Qualcomm is lastly speaking concerning the tech of their CPUs with the brand new Snapdragon X2 Elite Excessive CPUs. SemiAccurate likes the tech and silicon lots however the ultimate product isn’t actually purposeful.
Authors Observe: It is a huge story, longer than I’ve executed in years so will probably be damaged up into items and posted within the coming days. If it appears a bit destructive at first, that’s solely the start, and finish, the huge center is the tech and we like that lots. That is Half 1 of a sequence. Half 2 could be discovered right here, Half 3 could be discovered right here, and Half 4 could be discovered right here.
Overview and Historical past:
Qualcomm has been making PC CPUs for over a decade with, lets be charitable, blended outcomes.
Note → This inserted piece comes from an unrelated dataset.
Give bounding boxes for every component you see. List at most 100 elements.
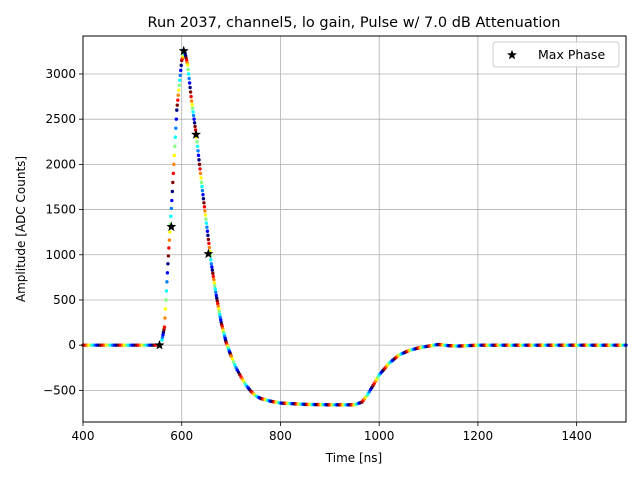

The reference SemiAccurate discovered after nearly a number of minutes of looking is right here in 2012. Ignore these early makes an attempt at making an ARM based mostly Home windows laptop computer, aka WART or Home windows on ARM RT. What we try to level out is this isn’t a brand new program, it’s 10+ years in, and that’s essential to think about when evaluating the top product, not the silicon. We are going to do each.
Final summer season the belated Snapdragon X Elite CPU got here out and the silicon was actually good, the Nuvia acquisition delivered on the promise. SemiAccurate favored the silicon however discovered the platform as an entire unacceptable. Why? We acquired a pattern the day after launch, a Microsoft Floor Laptop computer. It flat out didn’t work. After dozens of hours of attempting to get this system to a state the place it did one thing stably, we gave up getting no additional than a boot loop.
When Qualcomm requested us what we needed to to check, we instructed them we had been going to strip Home windows off and set up Linux, then see what the expertise was like. About six weeks in the past we lastly acquired the system to the purpose the place it will load a desktop and open a browser. In the event you moved the mouse wheel, the trackpad and lots of different issues had been MIA, the entire system crashed. We have now since gotten our arms on an Acer Swift 14 and had a a lot better expertise, so long as issues like sound and afew different bits will not be in your performance guidelines however, nicely, that is only some days in.
Earlier than you click on away as a result of Linux or us not operating Home windows, it’s related to you even in the event you run Home windows. Why? As a result of Qualcomm’s software program enablement is one thing between non-existent and antagonistic to builders no matter OS. After a decade plus of labor, these WARTBooks will not be near functionally suitable with the x86 Home windows software program base. You probably have an issue with the gadgets, good luck to you.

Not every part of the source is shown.